Google CEO Sundar Pichai announced this week that his company’s Internet search, the most widely used in the world, is about to undergo a change. Instead of just receiving links to web pages and some suggested answers when making a query, it will now be aided by artificial intelligence. According to Pichai in a Google blog post, “You’ll soon see AI-powered features that provide complex information and different perspectives in simple formats so you can quickly understand what the big picture looks like and learn more about the web.”
The next day, Microsoft CEO Satya Nadella announced that his company’s search engine, Bing, would do the same, using technology from the popular AI chatbot ChatGPT. Microsoft sees artificial intelligence as an opportunity to close in on the leader, as so far no search engine has really challenged Google’s dominance.

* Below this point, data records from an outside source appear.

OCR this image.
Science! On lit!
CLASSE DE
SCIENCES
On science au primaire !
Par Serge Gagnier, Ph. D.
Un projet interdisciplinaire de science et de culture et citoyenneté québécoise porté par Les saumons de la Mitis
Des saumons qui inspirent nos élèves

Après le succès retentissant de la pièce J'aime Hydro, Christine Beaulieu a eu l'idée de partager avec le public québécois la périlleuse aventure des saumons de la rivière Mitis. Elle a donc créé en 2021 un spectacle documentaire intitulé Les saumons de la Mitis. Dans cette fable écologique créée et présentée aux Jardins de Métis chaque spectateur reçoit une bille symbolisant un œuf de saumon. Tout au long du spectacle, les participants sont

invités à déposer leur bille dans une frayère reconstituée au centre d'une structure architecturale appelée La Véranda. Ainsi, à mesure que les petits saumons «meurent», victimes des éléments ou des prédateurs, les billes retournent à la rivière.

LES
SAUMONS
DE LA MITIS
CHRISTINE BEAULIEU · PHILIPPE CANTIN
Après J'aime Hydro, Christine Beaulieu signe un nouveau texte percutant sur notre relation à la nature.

However, the new chatbots are not really intelligent. The technology that powers them is called extensive language modeling, which is software capable of extracting related words from a large database and producing complex text and visual art with minimal assistance. Language-model chatbots might provide more human-like responses than regular searches, but they have a problem: they are “dilettantes,” meaning they have “no real understanding of the world” and are “unable to justify their utterances by referencing supporting documents in the database on which they have been trained.”
According to the article, more authority and transparency are required for an AI chatbot to be effective in search. It needs to remove any bias from its training database and teach it to incorporate diverse perspectives. If this is achieved, the bot will move from being an “amateur” to something more akin to an expert.